New Horizons Snaps First Picture of Jupiter

By Amir Alexander
27 September, 2007

More than eight months into its epic journey, New Horizons is now cruising through the outer borders of the asteroid belt at a dazzling 70,000 kilometers per hour (45,000 miles per hour). The spacecraft is still almost nine years away from its flight through the Plutonian system in the summer of 2015, but only a few months from its closest encounter with the giant Jupiter on February 28, 2007. During the fly-by, Jupiter's massive gravitational pull will grab a hold of the spacecraft, and hurl it outwards to the far reaches of the solar system, shortening its overall flight-time by several years. In the meantime, New Horizons will have a chance to conduct some close observations of Jupiter, the first since the orbiter Galileo made its final plunge into the planet in 2003. The New Horizons team has been working hard getting ready for the encounter, preparing around 500 separate observations and measurement of our giant neighbor.

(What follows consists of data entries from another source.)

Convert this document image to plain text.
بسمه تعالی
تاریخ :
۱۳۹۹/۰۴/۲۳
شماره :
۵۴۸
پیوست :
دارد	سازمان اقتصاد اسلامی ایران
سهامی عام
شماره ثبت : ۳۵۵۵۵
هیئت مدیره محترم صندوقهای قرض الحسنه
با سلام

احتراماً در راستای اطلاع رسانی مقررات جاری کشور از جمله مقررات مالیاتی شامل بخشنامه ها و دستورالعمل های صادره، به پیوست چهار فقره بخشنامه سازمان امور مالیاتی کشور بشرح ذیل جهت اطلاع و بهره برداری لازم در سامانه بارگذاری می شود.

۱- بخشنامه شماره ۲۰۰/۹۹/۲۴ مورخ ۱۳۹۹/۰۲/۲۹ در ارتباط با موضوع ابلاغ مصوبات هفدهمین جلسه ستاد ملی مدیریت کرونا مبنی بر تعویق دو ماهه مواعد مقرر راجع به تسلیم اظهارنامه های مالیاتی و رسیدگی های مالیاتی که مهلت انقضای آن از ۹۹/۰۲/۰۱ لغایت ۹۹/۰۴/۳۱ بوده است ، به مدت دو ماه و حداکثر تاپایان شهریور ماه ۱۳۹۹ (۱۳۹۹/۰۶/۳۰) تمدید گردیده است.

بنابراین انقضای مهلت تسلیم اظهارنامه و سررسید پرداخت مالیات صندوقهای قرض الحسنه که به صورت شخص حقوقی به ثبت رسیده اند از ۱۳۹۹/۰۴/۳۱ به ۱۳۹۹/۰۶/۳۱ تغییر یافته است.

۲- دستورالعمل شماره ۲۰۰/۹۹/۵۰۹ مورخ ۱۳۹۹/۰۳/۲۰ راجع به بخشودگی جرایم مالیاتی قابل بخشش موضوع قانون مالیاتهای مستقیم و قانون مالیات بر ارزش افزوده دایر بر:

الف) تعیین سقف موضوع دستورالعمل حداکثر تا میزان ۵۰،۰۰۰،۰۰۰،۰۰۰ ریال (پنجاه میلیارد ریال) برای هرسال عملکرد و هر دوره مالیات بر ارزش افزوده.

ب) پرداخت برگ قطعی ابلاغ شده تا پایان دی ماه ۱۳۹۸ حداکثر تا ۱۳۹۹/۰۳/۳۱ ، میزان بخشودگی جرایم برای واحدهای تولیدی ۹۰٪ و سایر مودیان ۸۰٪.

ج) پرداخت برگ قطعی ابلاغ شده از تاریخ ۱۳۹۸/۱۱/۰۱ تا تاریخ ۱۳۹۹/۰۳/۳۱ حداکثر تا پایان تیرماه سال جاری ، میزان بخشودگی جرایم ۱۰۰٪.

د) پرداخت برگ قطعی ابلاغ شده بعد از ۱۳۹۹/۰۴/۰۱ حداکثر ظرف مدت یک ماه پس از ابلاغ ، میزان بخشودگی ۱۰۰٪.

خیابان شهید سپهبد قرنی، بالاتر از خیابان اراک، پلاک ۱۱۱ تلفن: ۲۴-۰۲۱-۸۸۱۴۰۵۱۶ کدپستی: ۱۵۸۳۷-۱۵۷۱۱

The first of these came on September 4, When LORRI, the "Long Range Reconnaissance Imager" took its first picture of Jupiter. Less than a week before, on August 29, LORRI took its "first light" picture in space, of star cluster Messier 7. Now LORRI was ready for a more challenging feat, capturing the image of a planet from a distance of 291 million kilometers (181 million miles). The results were spectacular. Not only is the planet and its familiar contours clearly visible, but so are its moons, Io and Europa, casting their shadows on the Jovian surface.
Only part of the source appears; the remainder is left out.